A First Look at Obama’s Newly Released Cybersecurity Framework for Nation’s Critical Infrastructure

It took a year to put it together, but earlier this week, the White House released the final version of the Cybersecurity Framework, a set of standards for the companies that make up country’s “critical infrastructure.” It was a monumental effort, explain attorneys Jim Halpert, Ryan Sulkin, and Sydney White of DLA Piper:

“Over the course of the past year, [National Institute of Standards and Technology Framework (NIST)] has worked with critical infrastructure (CI) owners and operators, including public and private sector organizations, trade associations and other industry groups, other federal agencies including the Department of Homeland Security and state, local and tribal governments to develop a voluntary, risk-based framework to promote and enhance the security and resiliency of CI and to help organizations, regardless of industry sector or size, to manage cyber risk.  During the development of the Framework, NIST held workshops, requested comments and met with stakeholders in order to maximize private sector input to ensure the Framework reflects current industry sector standards, guidelines and best practices.”
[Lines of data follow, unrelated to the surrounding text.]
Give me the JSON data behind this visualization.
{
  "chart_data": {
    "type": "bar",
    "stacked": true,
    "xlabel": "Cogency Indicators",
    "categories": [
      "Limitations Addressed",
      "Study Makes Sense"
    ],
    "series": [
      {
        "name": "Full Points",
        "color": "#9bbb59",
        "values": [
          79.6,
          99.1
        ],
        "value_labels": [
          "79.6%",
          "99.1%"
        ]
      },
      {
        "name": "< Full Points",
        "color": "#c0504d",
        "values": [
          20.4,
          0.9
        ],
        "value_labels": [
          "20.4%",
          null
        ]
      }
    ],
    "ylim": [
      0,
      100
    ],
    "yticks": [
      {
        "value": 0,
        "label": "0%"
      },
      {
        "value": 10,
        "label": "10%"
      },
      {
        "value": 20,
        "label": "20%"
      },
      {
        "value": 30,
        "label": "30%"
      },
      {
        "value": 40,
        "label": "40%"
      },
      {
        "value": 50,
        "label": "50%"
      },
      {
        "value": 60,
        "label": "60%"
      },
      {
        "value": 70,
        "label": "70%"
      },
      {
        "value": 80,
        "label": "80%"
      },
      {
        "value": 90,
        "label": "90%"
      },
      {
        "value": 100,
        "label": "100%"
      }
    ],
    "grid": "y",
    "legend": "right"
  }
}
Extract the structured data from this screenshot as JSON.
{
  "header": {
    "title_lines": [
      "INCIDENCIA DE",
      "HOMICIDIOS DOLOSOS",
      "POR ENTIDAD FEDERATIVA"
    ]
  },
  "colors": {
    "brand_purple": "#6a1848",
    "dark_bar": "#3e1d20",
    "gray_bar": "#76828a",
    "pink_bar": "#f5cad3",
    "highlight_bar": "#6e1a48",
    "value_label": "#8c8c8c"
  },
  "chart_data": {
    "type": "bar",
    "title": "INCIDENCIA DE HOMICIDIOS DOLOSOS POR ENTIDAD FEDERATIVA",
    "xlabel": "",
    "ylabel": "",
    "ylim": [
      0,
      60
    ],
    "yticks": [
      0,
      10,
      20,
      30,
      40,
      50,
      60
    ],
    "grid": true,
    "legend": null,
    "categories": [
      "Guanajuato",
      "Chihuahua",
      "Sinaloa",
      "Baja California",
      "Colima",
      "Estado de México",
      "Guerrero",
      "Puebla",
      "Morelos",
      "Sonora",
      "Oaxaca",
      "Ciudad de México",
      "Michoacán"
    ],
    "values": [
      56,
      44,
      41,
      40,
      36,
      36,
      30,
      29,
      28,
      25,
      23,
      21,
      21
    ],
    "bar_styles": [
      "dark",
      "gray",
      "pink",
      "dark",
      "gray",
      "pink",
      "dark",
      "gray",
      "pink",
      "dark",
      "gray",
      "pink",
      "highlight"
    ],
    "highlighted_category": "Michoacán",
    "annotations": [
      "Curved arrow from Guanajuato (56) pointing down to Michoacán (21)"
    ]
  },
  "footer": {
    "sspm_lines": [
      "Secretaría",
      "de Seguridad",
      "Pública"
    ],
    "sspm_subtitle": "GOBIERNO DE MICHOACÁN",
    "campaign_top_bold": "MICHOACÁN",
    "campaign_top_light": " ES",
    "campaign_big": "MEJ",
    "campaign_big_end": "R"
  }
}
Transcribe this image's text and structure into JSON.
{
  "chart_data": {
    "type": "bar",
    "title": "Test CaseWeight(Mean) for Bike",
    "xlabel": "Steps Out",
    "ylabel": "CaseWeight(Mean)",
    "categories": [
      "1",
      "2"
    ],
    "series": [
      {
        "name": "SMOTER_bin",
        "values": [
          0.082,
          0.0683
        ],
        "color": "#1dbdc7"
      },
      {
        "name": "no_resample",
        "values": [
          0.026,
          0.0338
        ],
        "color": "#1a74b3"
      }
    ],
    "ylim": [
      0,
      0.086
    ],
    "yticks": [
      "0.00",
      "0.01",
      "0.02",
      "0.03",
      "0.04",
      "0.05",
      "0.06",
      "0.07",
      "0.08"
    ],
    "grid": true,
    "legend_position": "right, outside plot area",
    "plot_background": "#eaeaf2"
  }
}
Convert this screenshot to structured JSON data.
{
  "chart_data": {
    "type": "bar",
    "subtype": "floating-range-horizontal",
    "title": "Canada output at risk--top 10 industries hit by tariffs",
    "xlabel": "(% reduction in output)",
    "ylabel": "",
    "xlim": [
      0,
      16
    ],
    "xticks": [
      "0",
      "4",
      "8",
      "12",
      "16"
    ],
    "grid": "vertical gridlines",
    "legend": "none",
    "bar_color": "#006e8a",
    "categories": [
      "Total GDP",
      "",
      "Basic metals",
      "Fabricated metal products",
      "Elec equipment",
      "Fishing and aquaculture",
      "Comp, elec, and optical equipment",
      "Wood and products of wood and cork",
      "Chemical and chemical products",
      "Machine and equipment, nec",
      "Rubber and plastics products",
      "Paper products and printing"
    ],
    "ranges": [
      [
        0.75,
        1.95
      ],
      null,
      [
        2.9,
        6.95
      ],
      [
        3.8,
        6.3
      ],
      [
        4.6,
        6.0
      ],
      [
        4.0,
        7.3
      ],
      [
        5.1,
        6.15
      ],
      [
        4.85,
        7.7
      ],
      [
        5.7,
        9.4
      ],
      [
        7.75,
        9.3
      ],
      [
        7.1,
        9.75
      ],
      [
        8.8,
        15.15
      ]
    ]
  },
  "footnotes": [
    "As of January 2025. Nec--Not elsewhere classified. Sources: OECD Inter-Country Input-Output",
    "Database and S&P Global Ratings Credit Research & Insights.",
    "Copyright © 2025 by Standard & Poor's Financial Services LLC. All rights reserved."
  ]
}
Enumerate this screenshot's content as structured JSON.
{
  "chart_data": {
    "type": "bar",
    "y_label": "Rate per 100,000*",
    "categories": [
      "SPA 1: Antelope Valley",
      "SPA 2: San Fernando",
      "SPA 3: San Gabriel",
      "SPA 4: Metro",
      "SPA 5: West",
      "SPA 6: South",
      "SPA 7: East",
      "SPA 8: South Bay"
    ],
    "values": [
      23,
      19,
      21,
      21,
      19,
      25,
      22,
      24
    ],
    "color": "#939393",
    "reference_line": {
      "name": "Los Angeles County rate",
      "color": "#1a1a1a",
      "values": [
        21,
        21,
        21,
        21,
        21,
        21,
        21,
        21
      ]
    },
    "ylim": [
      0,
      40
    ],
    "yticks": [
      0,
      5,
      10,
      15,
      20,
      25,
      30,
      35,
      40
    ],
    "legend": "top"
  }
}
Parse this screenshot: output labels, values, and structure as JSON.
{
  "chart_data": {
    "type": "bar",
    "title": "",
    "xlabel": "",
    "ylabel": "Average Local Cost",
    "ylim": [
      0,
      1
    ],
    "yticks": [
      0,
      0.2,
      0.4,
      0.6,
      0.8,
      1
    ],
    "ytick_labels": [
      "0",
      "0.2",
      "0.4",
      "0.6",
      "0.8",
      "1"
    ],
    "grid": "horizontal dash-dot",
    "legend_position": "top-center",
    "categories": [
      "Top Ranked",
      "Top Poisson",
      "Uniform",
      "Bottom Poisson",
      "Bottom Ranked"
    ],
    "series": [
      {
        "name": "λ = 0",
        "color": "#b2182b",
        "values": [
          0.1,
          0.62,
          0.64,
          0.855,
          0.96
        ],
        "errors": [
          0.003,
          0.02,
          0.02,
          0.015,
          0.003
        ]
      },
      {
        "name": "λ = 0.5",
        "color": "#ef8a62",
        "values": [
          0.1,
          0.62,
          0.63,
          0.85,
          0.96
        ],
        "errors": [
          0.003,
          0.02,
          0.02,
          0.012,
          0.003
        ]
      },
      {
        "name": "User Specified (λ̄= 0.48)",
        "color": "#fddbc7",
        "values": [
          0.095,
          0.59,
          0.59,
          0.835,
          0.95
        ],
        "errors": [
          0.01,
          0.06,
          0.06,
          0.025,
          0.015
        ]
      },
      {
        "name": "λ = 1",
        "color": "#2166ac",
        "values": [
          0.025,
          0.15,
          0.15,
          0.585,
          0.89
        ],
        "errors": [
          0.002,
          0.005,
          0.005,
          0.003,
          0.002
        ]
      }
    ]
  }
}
Halpert, Sulkin, and White identify three early takeaways for the nation’s critical industries:

1. The Framework will continue to evolve:

“The Framework is version 1.0, and the Administration plans for subsequent versions to be updated and refined, although NIST will be handing off its role overseeing these changes to a yet to be determined private sector organization.  Prior to that time, this spring or summer, NIST plans to hold additional workshops on the Framework.  NIST officials have indicated that at least one workshop will address privacy and civil liberties, in an effort to foster the development of  privacy standards, which could be included in future versions of the Framework.”

2. It’s voluntary, but should quickly be adopted by the business community:

Administration speakers emphasized today that the Framework is intended to be voluntary and flexible.  Whether or not use of the Framework is later required by regulation in critical infrastructure sectors, we think it is likely that some modified version the Framework Core will make its way into commercial contracts for critical infrastructure and possibly other services, and that the plaintiffs’ bar will attempt to test the Framework as a standard of care for cybersecurity.

3. The Framework is designed help organizations protect their data and systems:

“The Framework is not intended to replace existing sector standards or to add an unnecessary layer on existing standards and practices.  Instead, it is designed to act as a roadmap for navigating how an organization can apply existing standards and practices in order to build a risk-based cybersecurity plan or improve an existing plan.”